No era tonta. Sabía que él no me era fiel. Lo descubrí por un mensaje mal cerrado en su iPad: “¿Me visitas después de la reunión con los del partido?” La mujer tenía nombre y apellido. Su padre era un excongresista.

Lo enfrenté con calma. Él se rió, me acarició la cara.

—No seas dramática. Esto no es amor de pueblo, es sociedad. —Y luego, como si eso explicara todo—: A ti te quiero distinta.

Yo también empecé a mentir con el cuerpo. Un periodista joven, anti-fujimorista como yo, me escuchó un día murmurar una crítica sutil durante un cóctel. Nos citamos “para conversar”. Terminamos enredados en sábanas prestadas, en una habitación de hostal lejos de todo lo que yo fingía ser. Él me preguntaba por qué seguía con Julián, y yo respondía que el amor era complicado. Nunca le confesé que ya no se trataba de amor, sino de miedo.

El Espejo y la Vergüenza

A veces me miro al espejo con el vestido blanco que usé en la gala del aniversario de Fuerza Popular. Me veo perfecta, impoluta, vacía. Me recuerdo marchando con mi madre años atrás, gritando “¡Nunca más dictadura!” y me doy asco. Ella cree que trabajo en una ONG internacional. Le envío dinero con remitentes falsos. Me agradece llorando por teléfono. Yo solo atino a colgar antes de que escuche la voz rota que no puedo controlar.

El Precio del Silencio

Un día, en plena cena con empresarios, uno de ellos dijo que las mujeres pobres son el cáncer del país, que hay que esterilizar sin pedir permiso, “como en los buenos tiempos”. Todos rieron. Yo también. Fue un reflejo. Una máscara. Sentí que una parte de mí moría con esa risa.

Esa noche, Julián me hizo el amor como si no hubiera pasado nada. Yo lo dejé. Pensando en el periodista. Pensando en mi madre. Pensando en mí misma, en todo lo que dejé atrás por un anillo, por un apellido, por un asiento en una mesa a la que nunca quise pertenecer.

La Jaula, esta vez sin Oro

Hoy vivo en un departamento en San Borja que él puso a mi nombre.

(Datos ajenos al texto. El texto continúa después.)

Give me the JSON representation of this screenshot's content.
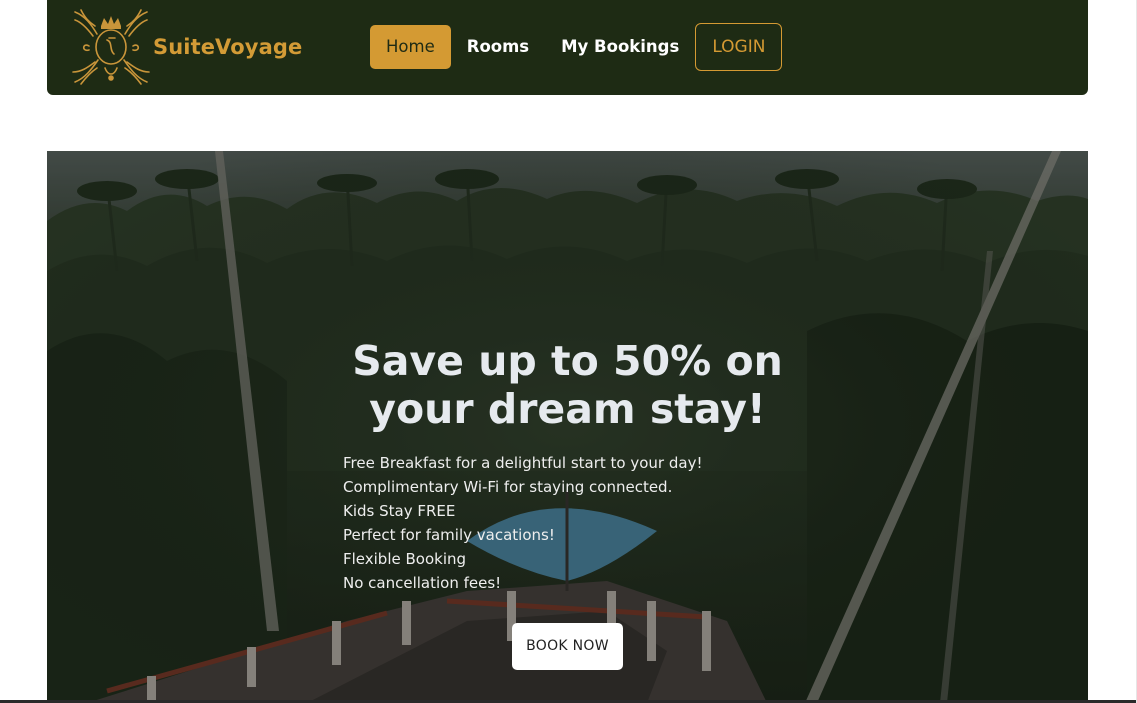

Tengo una tarjeta sin límite, un armario lleno de ropa que no elegí y un itinerario de eventos políticos que detesto. No hay más amor. Solo cálculo.

A veces pienso en huir. Pero entonces recuerdo lo que cuesta volver a empezar sin nada. Lo que duele el hambre. Lo que pesa la pobreza. Y me quedo.

La ironía más cruel es que él tampoco es libre. También me espía, también me controla, también teme que lo abandone. Es un amor basado en el chantaje mutuo, en la necesidad, en la mentira compartida.

Y así seguimos. Dos prisioneros con las llaves colgando al cuello, sin atreverse a usarlas.